Mouvement organisé sur Discord
La mobilisation surprise d’une fraction de sa jeunesse a suffi à écorner la photographie officielle d’un Maroc des grands chantiers, tourné vers la Coupe du monde de football que le royaume doit accueillir pour la première fois en 2030. Synonyme de mise à niveau de ses infrastructures, le montant colossal – plus de cinq milliards de dollars – que l’Etat a annoncé vouloir dépenser dans l’organisation de la compétition n’a fait que rendre plus patentes les carences de ses services publics, hôpitaux et écoles en tête. Moins de dix jours après l’inauguration, par le prince héritier Hassan, du stade Moulay Abdellah de Rabat, refait à neuf en dix-huit mois, une manifestation éclatait, le 14 septembre, devant le centre hospitalier régional d’Agadir, où plusieurs femmes enceintes venaient de mourir.
Représentant environ un quart de la population marocaine, la génération Z des 15-30 ans est unanimement décrite comme « une catégorie particulièrement vulnérable », victime d’un taux de chômage endémique de près de 50 % en milieu urbain. « Nous voulons un pays pour tous les Marocains, un pays pour les malades, les illettrés, les chômeurs et les pauvres, et non une tribune pour des politiciens au ventre plein. Nous avons besoin de responsables au service du peuple, et non de leurs propres intérêts », affirmaient, mardi soir, les représentants de « GENZ212 » dans un texte diffusé sur le réseau Discord.
C’est sur cette plateforme qu’est née la chaîne du collectif, le 18 septembre. Cette déclinaison locale – 212 étant l’indicatif téléphonique du Maroc – des soulèvements de la génération Z en Asie ou, en ce moment, à Madagascar adopte une forme inédite. « Elle fonctionne uniquement sur les réseaux et les messageries instantanées, elle est aussi très bien organisée avec des forums de discussion qui se déclinent région par région », constate un élu marocain sous le couvert de l’anonymat. Alors qu’elle en comptait moins de mille lors de son lancement, « GENZ212 » réunissait mardi soir plus de cent vingt mille membres.

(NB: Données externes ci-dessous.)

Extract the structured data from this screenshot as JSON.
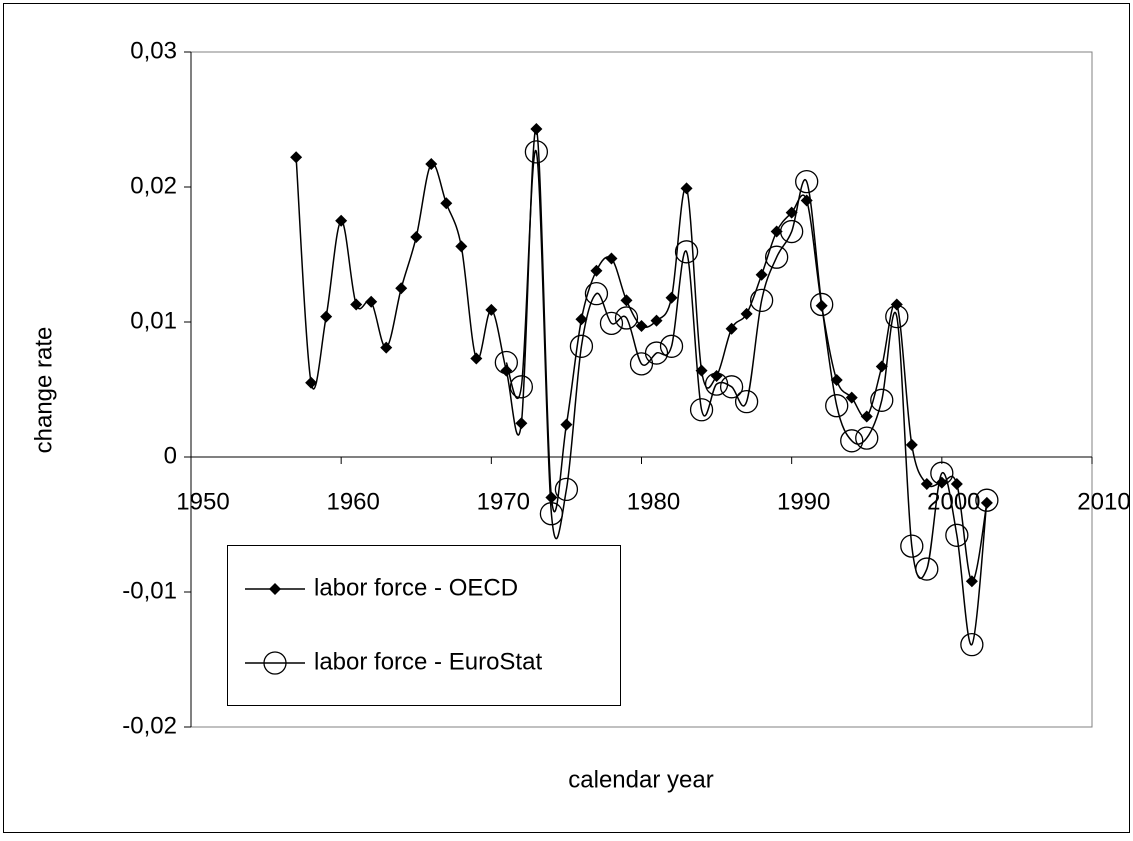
{
  "chart_data": {
    "type": "line",
    "x_label": "calendar year",
    "y_label": "change rate",
    "xlim": [
      1950,
      2010
    ],
    "xticks": [
      1950,
      1960,
      1970,
      1980,
      1990,
      2000,
      2010
    ],
    "ylim": [
      -0.02,
      0.03
    ],
    "yticks": [
      {
        "value": -0.02,
        "label": "-0,02"
      },
      {
        "value": -0.01,
        "label": "-0,01"
      },
      0,
      {
        "value": 0.01,
        "label": "0,01"
      },
      {
        "value": 0.02,
        "label": "0,02"
      },
      {
        "value": 0.03,
        "label": "0,03"
      }
    ],
    "legend": "lower-left",
    "series": [
      {
        "name": "labor force - OECD",
        "color": "#000000",
        "marker": "diamond",
        "x": [
          1957,
          1958,
          1959,
          1960,
          1961,
          1962,
          1963,
          1964,
          1965,
          1966,
          1967,
          1968,
          1969,
          1970,
          1971,
          1972,
          1973,
          1974,
          1975,
          1976,
          1977,
          1978,
          1979,
          1980,
          1981,
          1982,
          1983,
          1984,
          1985,
          1986,
          1987,
          1988,
          1989,
          1990,
          1991,
          1992,
          1993,
          1994,
          1995,
          1996,
          1997,
          1998,
          1999,
          2000,
          2001,
          2002,
          2003
        ],
        "values": [
          0.0222,
          0.0055,
          0.0104,
          0.0175,
          0.0113,
          0.0115,
          0.0081,
          0.0125,
          0.0163,
          0.0217,
          0.0188,
          0.0156,
          0.0073,
          0.0109,
          0.0064,
          0.0025,
          0.0243,
          -0.003,
          0.0024,
          0.0102,
          0.0138,
          0.0147,
          0.0116,
          0.0097,
          0.0101,
          0.0118,
          0.0199,
          0.0064,
          0.006,
          0.0095,
          0.0106,
          0.0135,
          0.0167,
          0.0181,
          0.019,
          0.0112,
          0.0057,
          0.0044,
          0.003,
          0.0067,
          0.0113,
          0.0009,
          -0.002,
          -0.0019,
          -0.002,
          -0.0092,
          -0.0034
        ]
      },
      {
        "name": "labor force - EuroStat",
        "color": "#000000",
        "marker": "circle",
        "x": [
          1971,
          1972,
          1973,
          1974,
          1975,
          1976,
          1977,
          1978,
          1979,
          1980,
          1981,
          1982,
          1983,
          1984,
          1985,
          1986,
          1987,
          1988,
          1989,
          1990,
          1991,
          1992,
          1993,
          1994,
          1995,
          1996,
          1997,
          1998,
          1999,
          2000,
          2001,
          2002,
          2003
        ],
        "values": [
          0.007,
          0.0052,
          0.0226,
          -0.0042,
          -0.0024,
          0.0082,
          0.0121,
          0.0099,
          0.0103,
          0.0069,
          0.0077,
          0.0082,
          0.0152,
          0.0035,
          0.0054,
          0.0052,
          0.0041,
          0.0116,
          0.0148,
          0.0167,
          0.0204,
          0.0113,
          0.0038,
          0.0012,
          0.0014,
          0.0042,
          0.0104,
          -0.0066,
          -0.0083,
          -0.0012,
          -0.0058,
          -0.0139,
          -0.0032
        ]
      }
    ]
  }
}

Les partis tenus à l’écart
Les comparaisons n’ont pas tardé à surgir entre cette mobilisation et le mouvement du 20-Février, qui avait conduit, en 2011, au cœur des printemps arabes, à une réforme de la Constitution marocaine. « Mais les deux n’ont presque rien en commun, décrypte un militant aguerri. Alors que les partis politiques et les syndicats s’étaient joints au 20-Février, les jeunes qui manifestent aujourd’hui se disent sans appartenance et ne veulent être associés à aucune formation ».Pour avoir pris la parole devant les micros, au milieu d’un rassemblement, dimanche 28 septembre, la secrétaire générale du Parti socialiste unifié (PSU), Nabila Mounib, s’est vue reprocher de vouloir instrumentaliser le mouvement.
C’est dire combien, dans leur tentative de greffe auprès de « GENZ212 », les partis d’opposition, notamment à gauche, marchent sur une ligne de crête. « Leurs revendications sont les nôtres, mais nos prises de parole à leur égard doivent être millimétrées », précise une source politique. Quant à l’ancien premier ministre, Abdelilah Benkirane, patron du Parti de la justice et du développement (PJD), une formation islamiste et conservatrice, et bête noire d’Aziz Akhannouch, il a indiqué dimanche suivre « avec une vive inquiétude le déroulement des manifestations », tout en tenant « le gouvernement pour responsable de la détérioration des conditions sociales ».